Last week, the hashtag #shirtlessshamers2016 began trending on Twitter, revealing yet another glaring double standard. It was started by Lindsey, the creator of Cards Against Harassment, who took to Twitter to point out men calling out women for being too scantily clad online. She pulled tweets from men shaming women for showing too much skin and juxtaposed them right next to photos they posted of themselves half-naked online. Imagine tweets of men describing their disdain for women who post sexy selfies right next to photos of the same men flexing their abs or showing off their tight-fitting boxer briefs. Whether it's ignorance of this contradiction or differing standards, Lindsey (@CardsAgstHrmsmt) set out on the mission to expose this hypocritical behavior.
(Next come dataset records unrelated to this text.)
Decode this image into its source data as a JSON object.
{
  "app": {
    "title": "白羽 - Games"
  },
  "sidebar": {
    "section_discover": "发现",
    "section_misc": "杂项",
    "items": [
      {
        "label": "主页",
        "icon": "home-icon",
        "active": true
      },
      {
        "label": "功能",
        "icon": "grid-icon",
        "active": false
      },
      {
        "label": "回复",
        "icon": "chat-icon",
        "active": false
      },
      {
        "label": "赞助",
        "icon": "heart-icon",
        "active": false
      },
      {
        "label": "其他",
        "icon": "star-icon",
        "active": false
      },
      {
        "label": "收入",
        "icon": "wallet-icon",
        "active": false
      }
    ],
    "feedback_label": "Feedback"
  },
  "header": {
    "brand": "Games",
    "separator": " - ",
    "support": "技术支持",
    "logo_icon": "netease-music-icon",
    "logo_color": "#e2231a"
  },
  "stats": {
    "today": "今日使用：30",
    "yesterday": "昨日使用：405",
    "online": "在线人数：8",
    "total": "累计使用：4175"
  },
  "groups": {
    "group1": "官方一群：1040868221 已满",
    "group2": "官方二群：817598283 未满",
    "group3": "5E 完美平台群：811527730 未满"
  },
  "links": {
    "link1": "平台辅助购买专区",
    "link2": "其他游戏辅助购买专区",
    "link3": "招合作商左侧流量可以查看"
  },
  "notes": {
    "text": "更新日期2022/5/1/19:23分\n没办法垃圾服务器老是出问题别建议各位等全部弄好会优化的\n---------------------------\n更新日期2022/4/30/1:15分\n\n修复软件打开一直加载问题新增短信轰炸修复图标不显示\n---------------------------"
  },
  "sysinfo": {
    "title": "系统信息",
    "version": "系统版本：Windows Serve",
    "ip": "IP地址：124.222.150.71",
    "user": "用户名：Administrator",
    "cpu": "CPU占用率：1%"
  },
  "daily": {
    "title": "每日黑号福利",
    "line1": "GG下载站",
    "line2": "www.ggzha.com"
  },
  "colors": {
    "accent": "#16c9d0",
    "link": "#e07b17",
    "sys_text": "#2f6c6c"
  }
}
In an interview with Cosmopolitan.com, Lindsey said, "any time women, especially young women of color, do something for their own enjoyment, it becomes a target for mockery or disdain," she said. "Most of the guys I feature on #shirtlessshamers2016 have a 'likes' list FULL of porn GIFs, so their issue doesn't seem to be with women naked or half-naked, but women doing those things for themselves." She added that, “the point is to critique a broader cultural double standard” saying that she doesn’t wish for this to create online harassment for the men in the tweets. She plans on posting a new #shirtlesshamers2016 collage tweet every day for 365 days in hopes that she runs out of tweet opportunities before the end of the year.

Related: Celebrity Women Who Have Fought Back Against Slut-Shaming 

This is, by far, not the first time social media has aided in critiquing the culture of slut shaming. A group of teens banded together last year online to criticize sexist school rules by using the hashtag #IAmMoreThanADistraction for pictures of themselves violating school dress codes showing visible bra straps, bare arms, wearing crop tops, miniskirts or short shorts. Such codes are said to make dressing for school stressful and can feel degrading when young women get escorted out of class for the way they dress while their male peers sport with ripped jeans and sagging pants that expose their behind, without consequence. 

The new #shirtlesshamers2016 hashtag proves once again that women are tired of being censored and publicly shamed for something that the opposite sex gets away with.